Town mouse on London pavements
Looking down at his feet instead of upwards, Clive finds the harsh winter has caused pavements to suffer in London


How much time do we spend looking at the ground beneath our feet? In London, it isn't an exclusively inviting prospect, as the paving stones are patinated by a speckle of chewing-gum roundels. But I've found I've had to pay more attention recently because of the number of wobbly joints-in the paving, not my legs.
Inertia, together with the a reluctance to join the complaining classes, prevented me from raising the matter with the council, but great was my joy when I saw a workman with an outsized wooden mallet next to our railings this morning. He was fixing the worst of the trouble-spots. I suppose it's an advantage of our litigious society that councils don't want to be sued for injuries incurred by ill-fitting stones.

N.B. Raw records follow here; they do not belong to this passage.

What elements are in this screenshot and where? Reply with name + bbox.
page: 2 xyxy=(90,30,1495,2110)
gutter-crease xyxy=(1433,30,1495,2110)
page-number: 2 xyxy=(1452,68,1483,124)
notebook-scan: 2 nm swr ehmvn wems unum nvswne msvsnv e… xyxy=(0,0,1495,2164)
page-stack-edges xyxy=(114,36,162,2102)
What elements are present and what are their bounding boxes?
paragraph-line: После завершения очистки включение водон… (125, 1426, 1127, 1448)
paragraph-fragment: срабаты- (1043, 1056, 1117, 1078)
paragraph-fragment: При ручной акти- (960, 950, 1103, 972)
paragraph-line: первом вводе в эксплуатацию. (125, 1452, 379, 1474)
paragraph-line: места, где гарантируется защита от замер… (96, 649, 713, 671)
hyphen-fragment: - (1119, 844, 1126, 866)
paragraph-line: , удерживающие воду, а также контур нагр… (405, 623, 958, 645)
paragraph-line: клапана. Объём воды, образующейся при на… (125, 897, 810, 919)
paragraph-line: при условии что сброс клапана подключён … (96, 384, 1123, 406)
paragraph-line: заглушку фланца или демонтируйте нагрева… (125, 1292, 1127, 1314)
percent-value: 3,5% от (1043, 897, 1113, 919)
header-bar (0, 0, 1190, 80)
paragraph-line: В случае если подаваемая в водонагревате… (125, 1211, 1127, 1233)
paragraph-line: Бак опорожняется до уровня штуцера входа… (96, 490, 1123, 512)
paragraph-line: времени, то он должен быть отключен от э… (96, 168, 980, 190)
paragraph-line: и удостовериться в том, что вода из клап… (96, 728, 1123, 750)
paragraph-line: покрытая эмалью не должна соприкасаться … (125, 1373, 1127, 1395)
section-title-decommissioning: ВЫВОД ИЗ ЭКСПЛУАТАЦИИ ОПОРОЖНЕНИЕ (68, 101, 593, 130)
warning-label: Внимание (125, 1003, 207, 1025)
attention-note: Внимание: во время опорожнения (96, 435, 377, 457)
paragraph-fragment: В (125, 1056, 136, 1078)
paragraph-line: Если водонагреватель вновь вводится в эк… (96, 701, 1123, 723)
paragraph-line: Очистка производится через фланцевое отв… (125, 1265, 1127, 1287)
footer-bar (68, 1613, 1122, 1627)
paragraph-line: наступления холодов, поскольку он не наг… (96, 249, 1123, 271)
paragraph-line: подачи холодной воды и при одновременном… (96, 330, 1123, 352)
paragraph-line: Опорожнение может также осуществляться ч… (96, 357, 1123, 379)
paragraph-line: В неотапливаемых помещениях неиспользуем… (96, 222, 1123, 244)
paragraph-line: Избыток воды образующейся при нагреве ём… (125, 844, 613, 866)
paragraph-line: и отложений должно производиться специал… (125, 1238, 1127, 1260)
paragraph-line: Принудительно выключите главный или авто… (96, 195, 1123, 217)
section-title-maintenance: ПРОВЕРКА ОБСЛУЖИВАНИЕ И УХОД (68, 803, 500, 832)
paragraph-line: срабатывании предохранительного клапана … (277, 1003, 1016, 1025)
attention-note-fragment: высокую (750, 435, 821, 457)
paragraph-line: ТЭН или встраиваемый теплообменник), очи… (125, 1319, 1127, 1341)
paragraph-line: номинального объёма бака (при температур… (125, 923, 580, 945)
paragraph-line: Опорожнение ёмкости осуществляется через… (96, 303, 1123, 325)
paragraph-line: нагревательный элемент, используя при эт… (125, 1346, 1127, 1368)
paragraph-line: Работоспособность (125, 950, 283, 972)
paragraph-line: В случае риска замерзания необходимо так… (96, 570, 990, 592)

The man of the Irish brogue and weather-beaten countenance said that this has been a bad winter for pavements. The frost gets into the cracks, compounding the effects of subsidence and, apparently, rats.
Once my attention had been directed downwards, I noticed a cover for some telephone cables, installed in the great age of publicutility design: the words were picked out in Roman lettering. But what has become of the coalhole covers that used to be such a feature of the pavementscape? I'm sure they were there the last time I looked-where did they go?